At a time when cyber threats are so prolific, it’s more important than ever to have a skilled cybersecurity workforce that is armed to defend against these sophisticated and varied attacks. However, as the State of Upskilling Report suggests, a large portion of today’s tech workforce do not feel they have the adequate skills to meet their organization’s cybersecurity needs. Simply put, there is more work to be done to help technologists improve their cybersecurity skills. In fact, IBM has found that tech skills are only relevant for around 2.5 years – already outdating cybersecurity expertise that was brand new in 2019. Within a short period of time, historical knowledge and legacy methods are rarely able to continue to defend against the increasing complexity of cyber threats.

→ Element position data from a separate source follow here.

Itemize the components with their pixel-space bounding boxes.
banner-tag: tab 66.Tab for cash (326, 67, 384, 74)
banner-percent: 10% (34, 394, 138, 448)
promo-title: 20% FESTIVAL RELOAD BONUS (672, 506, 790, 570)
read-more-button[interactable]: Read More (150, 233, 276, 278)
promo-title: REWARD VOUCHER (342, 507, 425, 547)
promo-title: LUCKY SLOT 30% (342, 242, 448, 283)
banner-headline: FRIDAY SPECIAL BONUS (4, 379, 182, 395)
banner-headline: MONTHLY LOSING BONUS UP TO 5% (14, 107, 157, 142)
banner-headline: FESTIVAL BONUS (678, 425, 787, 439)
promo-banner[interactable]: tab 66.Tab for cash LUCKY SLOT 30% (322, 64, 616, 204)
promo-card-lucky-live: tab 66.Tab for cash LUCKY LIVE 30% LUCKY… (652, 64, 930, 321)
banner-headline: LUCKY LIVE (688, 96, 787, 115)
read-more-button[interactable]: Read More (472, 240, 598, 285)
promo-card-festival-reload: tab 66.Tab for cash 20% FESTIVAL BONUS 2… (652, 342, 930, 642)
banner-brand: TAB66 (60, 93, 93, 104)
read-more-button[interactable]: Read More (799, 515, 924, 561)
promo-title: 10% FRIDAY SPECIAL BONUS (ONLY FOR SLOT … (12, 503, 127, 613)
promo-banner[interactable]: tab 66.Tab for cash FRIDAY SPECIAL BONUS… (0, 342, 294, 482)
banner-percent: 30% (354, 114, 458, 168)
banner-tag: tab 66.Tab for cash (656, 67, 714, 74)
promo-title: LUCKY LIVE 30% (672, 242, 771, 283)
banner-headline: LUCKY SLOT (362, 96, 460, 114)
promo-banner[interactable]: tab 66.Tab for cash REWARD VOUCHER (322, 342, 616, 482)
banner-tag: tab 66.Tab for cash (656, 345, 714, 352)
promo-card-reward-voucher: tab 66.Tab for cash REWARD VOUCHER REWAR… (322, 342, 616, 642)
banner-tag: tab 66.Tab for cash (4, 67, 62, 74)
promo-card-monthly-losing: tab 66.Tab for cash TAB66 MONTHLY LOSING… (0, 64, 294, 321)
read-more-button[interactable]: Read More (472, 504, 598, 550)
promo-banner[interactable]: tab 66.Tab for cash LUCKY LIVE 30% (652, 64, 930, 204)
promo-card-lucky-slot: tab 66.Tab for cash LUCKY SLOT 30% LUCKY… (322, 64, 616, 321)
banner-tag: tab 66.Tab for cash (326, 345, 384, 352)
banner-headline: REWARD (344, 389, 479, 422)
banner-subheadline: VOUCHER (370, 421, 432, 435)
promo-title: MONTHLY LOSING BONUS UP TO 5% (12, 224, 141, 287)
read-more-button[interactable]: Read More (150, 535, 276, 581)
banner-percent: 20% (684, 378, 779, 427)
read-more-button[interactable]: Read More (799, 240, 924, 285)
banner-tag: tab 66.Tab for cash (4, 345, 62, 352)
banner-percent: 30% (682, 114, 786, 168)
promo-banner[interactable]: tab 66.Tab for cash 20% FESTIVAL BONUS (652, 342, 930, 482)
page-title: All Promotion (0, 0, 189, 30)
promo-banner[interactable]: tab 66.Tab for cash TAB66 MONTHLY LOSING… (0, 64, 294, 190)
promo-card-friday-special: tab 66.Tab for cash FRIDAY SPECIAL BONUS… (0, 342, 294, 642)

As a result, business leaders must take responsibility for providing their technologists with the tools they need to keep their organizations safe and secure.

Upskill employees to overcome the gap

The skills gap in cybersecurity is a big project for businesses to take on, but there is also an opportunity. Indeed, the State of Upskilling Report revealed that 91% of respondents want to improve their tech skills. Technologists are also demanding that their organizations provide them with the means to do so, with 48% saying that they have considered changing jobs because they weren’t given sufficient resources to upskill. Additionally, 75% of respondents agreed that their organization’s willingness to dedicate resources to developing their tech skills affects their plans to stay with the organization.

However, organizations aren’t offering enough time for training opportunities to match demand. The State of Upskilling Report found that only 36% of organizations allocate dedicated work time to learning, falling to 32% for technology organizations specifically. Clearly, there is misalignment between technologists’ desire to upskill and organizations’ willingness to apportion time and effort to upskilling.

This presents an obvious challenge – how we do solve this problem and bolster cybersecurity professionals with the skills they need? The first thing organizations can do is give cybersecurity professionals access to resources such as on-demand cybersecurity training, hands-on learning opportunities to understand both red and blue team perspectives and flexible upskilling options that fit in with the busy schedules of many cybersecurity experts. The focus must be on making cybersecurity training essential. It shouldn’t be just an option for anyone within an organization, let alone cybersecurity pros. In order to keep your organization’s cybersecurity program strong, continuously equip tech teams with the knowledge that will help them defend against the next cybersecurity attack.

Securing cybersecurity success for the future

Learning how to protect against cyber criminals in order to future-proof an organization’s cybersecurity program is a continuous process for teams, requiring considerable maintenance and upkeep.

As such, creating a culture of learning within tech teams is critical, as it will condition technologists towards a proactive approach to cybersecurity. To instil this, organizations must have programmatic steps in place to constantly renew cybersecurity knowledge and best practices.

New cybersecurity strategies are being developed every year to stay ahead of attacks, but keeping up with new trends takes more than superficial knowledge. Coordinated action in the form of testing, implementation, and evaluation is required to achieve long-term cybersecurity success.

The requirement for cybersecurity professionals with the desired skills will only increase in the coming years, as threats become ever more complex. Organizations that prepare their security program to work for the future, rather than looking to fend off attackers in real-time, are the ones that will stand themselves in good stead against the latest threat.